= Commercial general liability insurance =

Type of insurance policy

Commercial general liability insurance is a broad type of insurance policy that provides liability insurance for general business risks. In the United States insurance market, this is known as Commercial General Liability (CGL).

It is the first line of coverage that a business typically purchases, and it covers many of the common risks that most types of businesses may incur, such as bodily injury or property damage that occur on the business premises or due to the business operations, personal and advertising injury, and medical payments. As with other types of liability insurance, CGL insurance normally imposes on issuing insurers duties both to defend and to indemnify insureds with respect to covered claims.

CGL insurance is generally categorized as an "all-risks" type of insurance, under which it provides coverage for risks unless specifically excluded. Specific risks that are normally excluded from CGL coverage include professional services, pollution, liquor, automobile liability, and directors and officers liability, with separate insurance policies being available to cover these situations. A wide variety of other coverage exclusions, extensions, limitations, and other policy terms and conditions may be included by endorsements to a CGL policy.

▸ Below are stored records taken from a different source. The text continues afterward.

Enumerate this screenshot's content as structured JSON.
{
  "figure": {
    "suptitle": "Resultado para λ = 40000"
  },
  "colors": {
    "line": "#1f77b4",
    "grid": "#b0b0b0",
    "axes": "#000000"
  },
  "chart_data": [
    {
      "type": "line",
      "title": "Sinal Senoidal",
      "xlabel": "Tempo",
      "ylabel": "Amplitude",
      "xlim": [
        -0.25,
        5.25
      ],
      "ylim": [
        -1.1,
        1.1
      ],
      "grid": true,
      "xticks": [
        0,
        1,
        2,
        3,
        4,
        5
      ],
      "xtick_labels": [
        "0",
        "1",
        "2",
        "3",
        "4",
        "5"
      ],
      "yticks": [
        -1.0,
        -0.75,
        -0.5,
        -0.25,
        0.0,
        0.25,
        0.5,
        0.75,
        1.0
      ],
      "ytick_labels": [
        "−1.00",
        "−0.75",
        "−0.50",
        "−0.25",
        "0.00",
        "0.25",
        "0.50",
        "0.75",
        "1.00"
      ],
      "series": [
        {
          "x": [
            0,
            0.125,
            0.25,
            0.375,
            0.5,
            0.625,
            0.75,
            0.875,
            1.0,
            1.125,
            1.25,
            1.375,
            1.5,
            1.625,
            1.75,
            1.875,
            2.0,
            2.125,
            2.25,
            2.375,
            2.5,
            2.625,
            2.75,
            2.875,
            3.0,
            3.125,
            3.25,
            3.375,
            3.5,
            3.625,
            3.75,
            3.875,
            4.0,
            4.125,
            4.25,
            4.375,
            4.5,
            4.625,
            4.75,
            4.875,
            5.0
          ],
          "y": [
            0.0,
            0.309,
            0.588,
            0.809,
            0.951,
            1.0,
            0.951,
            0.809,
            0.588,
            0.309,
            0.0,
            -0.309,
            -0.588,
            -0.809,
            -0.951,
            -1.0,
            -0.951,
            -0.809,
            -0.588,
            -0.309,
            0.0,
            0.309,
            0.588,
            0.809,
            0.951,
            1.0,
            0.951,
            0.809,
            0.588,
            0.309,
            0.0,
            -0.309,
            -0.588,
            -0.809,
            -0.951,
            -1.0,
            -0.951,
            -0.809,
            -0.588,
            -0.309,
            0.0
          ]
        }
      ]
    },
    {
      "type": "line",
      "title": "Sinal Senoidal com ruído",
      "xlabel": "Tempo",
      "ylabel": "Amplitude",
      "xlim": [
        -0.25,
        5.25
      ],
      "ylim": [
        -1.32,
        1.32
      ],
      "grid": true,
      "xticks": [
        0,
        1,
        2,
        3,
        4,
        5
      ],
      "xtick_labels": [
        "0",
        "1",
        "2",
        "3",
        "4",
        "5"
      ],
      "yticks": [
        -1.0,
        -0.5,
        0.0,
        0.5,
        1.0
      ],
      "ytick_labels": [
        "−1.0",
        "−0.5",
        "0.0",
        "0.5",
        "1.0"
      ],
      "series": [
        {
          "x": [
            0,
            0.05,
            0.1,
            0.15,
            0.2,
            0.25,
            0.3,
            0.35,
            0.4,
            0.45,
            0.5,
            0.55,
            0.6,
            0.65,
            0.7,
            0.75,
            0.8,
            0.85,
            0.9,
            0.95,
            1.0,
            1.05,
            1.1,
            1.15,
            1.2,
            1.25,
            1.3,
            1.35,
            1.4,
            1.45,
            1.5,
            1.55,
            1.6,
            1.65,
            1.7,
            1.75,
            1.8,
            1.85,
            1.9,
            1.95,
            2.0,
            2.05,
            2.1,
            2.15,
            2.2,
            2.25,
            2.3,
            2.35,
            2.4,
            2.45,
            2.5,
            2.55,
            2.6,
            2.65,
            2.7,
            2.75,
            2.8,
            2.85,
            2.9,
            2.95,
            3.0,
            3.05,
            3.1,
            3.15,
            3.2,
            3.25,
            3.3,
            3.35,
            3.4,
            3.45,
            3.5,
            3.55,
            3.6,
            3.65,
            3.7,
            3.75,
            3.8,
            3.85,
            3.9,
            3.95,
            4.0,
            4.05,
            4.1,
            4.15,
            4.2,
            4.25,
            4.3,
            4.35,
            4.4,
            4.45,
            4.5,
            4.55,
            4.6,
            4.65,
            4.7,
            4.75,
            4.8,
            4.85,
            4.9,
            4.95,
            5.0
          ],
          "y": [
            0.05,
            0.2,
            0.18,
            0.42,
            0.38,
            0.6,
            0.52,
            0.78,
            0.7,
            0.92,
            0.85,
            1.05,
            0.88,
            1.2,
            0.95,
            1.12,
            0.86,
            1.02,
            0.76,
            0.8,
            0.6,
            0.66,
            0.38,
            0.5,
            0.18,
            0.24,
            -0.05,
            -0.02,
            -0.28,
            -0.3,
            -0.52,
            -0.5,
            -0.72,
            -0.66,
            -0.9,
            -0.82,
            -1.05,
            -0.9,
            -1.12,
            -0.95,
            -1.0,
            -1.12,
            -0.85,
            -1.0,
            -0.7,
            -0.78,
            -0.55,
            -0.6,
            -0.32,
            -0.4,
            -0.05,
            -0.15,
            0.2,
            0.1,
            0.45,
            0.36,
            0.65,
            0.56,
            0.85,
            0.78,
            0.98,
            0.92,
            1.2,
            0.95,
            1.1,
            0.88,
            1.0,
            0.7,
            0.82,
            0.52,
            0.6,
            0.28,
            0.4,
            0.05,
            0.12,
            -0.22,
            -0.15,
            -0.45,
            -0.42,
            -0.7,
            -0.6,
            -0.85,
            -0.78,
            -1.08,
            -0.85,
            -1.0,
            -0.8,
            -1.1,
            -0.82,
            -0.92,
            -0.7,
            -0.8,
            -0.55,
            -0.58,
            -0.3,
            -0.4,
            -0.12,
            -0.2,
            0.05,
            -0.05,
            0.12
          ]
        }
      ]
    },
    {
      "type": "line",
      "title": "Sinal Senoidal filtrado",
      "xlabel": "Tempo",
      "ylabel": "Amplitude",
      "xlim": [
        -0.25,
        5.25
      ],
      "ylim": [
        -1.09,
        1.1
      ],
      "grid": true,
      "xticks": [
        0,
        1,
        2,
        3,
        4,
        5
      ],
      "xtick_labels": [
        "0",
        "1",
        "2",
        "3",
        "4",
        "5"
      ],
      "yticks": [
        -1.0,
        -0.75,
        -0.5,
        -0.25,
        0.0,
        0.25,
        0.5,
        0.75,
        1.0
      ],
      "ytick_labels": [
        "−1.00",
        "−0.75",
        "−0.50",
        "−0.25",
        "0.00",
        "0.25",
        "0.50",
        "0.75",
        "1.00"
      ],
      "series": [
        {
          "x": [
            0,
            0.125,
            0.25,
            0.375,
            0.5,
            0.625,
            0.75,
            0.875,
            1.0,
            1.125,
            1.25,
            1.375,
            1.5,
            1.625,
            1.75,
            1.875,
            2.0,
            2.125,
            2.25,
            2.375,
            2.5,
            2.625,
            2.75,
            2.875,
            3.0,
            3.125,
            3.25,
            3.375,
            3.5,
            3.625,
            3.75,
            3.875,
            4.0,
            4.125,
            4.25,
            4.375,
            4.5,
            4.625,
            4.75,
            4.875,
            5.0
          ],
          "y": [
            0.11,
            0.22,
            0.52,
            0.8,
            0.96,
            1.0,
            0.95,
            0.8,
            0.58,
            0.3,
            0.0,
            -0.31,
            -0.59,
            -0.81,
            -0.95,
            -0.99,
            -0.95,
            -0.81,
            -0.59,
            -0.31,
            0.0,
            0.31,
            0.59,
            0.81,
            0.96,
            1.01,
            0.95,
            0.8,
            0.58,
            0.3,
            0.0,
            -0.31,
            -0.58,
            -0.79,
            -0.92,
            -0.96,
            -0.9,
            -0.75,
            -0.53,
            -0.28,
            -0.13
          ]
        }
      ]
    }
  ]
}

A CGL insurance includes both public liability and product liability insurance.

== Construction defects coverage ==
Whether or not general liability insurance covers construction defects or "faulty workmanship" is a matter of some debate, as some insurers have viewed poor workmanship as a risk that is covered by a surety bond rather than an insurance policy given that a construction professional may have some influence (through attention to detail, skill, and effort) over whether such a defect occurs. In certain jurisdictions, manufacturers of component parts continue to have coverage under a Commercial General Liability policy if their component part harms a finished product.